What If I Don't Have GPS?

If you don't have a GPS-tagged photo, or if you are emailing a photo from your digital camera using your computer, or if you are just making a non-photo email observation, then there are a few ways we offer to have your submission tagged with a location:

 
  1. The first method of geo-tagging your submission is pretty simple. All you have to do is type is some specific text in the Body of your message which we'll attempt to parse when we receive your message. Simply enter (including quotes and a capital 'L'):

    Location: "<YOUR LOCATION>"

    <YOUR LOCATION> can be any parseable address or location from a street address like "1 Wilshire Blvd Los Angeles, CA" or a location like "Staples Center", "UCLA", "90034", or "Grand Canyon". When your submission gets received, we'll send you a response letting you know the geo-tagging procedure succeeded. Please note, you can't place extra quotes within the supplied location. If the process fails, you can use the second method for geo-tagging your submisison.

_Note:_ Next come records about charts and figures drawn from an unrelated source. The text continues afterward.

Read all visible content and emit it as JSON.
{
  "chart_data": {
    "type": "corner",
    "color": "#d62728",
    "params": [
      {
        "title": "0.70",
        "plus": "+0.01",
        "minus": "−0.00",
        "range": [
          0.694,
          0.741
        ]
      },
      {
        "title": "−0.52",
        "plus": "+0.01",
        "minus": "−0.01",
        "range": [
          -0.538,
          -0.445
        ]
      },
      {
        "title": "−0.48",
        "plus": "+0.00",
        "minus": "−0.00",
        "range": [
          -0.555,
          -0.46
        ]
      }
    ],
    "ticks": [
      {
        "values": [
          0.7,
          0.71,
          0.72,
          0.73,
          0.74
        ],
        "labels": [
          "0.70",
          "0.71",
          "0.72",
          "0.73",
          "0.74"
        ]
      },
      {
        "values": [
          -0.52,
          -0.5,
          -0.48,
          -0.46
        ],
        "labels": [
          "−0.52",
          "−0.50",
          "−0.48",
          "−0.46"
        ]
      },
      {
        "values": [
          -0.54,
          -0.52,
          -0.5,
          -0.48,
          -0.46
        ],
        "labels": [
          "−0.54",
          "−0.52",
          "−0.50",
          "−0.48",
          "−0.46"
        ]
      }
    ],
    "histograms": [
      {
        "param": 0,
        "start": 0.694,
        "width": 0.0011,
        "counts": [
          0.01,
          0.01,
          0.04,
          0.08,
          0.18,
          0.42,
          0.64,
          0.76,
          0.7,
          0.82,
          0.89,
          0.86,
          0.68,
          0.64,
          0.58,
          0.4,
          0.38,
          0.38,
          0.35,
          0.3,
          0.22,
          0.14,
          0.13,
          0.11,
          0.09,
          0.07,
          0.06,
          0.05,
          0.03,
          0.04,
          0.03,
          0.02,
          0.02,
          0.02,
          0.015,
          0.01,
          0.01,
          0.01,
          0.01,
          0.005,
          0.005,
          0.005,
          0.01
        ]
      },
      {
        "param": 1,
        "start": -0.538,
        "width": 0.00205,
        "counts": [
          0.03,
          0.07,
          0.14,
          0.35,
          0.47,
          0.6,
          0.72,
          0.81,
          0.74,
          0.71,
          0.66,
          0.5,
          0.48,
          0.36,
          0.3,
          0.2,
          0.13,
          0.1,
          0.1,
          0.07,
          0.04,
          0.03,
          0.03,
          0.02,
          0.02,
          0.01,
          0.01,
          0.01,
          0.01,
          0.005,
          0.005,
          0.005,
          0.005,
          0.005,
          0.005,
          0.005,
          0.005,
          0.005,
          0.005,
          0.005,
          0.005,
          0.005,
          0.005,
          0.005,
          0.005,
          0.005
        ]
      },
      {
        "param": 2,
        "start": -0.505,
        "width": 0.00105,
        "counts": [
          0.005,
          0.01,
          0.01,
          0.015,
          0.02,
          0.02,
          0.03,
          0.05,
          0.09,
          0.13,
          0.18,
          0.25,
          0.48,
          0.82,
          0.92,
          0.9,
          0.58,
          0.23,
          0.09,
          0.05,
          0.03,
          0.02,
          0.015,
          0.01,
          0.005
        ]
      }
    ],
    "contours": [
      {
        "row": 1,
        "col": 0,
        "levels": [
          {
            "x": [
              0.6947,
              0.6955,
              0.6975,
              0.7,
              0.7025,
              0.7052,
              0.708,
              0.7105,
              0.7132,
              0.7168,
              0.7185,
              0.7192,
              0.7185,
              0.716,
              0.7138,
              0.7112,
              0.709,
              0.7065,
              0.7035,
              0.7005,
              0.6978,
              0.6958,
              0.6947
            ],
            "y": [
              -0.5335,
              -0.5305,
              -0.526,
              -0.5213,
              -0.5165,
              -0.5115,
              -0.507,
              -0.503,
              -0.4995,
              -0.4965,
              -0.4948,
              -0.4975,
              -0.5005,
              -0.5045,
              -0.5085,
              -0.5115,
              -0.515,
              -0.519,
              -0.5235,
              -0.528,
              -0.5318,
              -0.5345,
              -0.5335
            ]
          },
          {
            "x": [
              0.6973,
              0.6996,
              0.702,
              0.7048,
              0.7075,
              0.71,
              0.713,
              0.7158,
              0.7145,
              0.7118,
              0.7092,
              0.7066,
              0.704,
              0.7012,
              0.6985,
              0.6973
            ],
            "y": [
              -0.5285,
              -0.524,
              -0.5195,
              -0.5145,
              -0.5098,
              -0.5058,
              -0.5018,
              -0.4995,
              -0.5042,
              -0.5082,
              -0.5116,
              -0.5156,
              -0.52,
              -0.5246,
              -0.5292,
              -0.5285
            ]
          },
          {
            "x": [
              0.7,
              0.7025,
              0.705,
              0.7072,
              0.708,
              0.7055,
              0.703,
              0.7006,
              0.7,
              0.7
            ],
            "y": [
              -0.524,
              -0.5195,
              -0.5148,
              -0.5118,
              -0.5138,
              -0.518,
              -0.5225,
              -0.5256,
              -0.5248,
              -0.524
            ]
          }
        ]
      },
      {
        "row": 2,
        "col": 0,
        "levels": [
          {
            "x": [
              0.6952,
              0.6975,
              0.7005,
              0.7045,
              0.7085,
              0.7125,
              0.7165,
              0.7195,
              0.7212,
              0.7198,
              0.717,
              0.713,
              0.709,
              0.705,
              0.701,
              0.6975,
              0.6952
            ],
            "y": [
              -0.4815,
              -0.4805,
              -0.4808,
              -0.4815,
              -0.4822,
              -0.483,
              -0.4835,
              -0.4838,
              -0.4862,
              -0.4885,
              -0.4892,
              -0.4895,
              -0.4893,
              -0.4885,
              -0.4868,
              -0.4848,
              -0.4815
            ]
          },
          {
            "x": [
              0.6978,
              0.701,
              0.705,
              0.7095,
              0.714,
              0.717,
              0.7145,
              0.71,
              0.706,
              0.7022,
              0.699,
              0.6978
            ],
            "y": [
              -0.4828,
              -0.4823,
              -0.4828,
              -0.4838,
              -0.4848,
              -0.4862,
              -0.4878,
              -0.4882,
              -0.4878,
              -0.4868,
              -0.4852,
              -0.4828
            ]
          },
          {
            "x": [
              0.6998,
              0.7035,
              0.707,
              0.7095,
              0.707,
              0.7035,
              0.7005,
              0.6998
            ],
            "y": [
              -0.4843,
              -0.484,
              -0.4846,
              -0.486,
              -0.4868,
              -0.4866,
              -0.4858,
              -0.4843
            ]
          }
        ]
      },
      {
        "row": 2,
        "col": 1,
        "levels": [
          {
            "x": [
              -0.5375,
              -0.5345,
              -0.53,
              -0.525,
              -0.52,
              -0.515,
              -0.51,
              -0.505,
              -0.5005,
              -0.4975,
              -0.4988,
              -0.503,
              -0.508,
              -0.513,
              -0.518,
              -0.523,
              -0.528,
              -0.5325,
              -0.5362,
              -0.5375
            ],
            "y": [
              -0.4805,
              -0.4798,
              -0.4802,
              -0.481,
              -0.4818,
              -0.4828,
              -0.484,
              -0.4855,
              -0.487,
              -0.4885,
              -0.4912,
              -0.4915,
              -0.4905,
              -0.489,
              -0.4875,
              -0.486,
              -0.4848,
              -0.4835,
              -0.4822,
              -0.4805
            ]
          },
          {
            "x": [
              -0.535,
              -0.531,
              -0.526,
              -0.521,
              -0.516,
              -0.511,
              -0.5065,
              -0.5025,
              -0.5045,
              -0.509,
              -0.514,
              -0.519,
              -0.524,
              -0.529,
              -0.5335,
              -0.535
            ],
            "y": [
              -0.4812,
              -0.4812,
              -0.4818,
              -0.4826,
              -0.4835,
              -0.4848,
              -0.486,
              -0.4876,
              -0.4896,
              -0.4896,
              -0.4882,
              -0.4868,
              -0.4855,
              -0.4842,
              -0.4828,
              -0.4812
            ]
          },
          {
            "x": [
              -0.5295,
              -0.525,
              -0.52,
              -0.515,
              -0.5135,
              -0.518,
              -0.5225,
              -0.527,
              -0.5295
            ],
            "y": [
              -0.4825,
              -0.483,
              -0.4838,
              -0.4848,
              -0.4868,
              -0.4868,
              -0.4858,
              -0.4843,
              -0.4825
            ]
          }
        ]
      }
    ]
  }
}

  2. The second method is easy, too. Just log into the website and then using the Photo Viewer or the Non-Photo Observation Viewer to add or modify the GPS information associated with the submitted observation. You can also add an image and edit some of the other parameters associated with your observations. You can correct any misspellings, delete an entry or even create a completely new entry from scratch using the Create Observation link.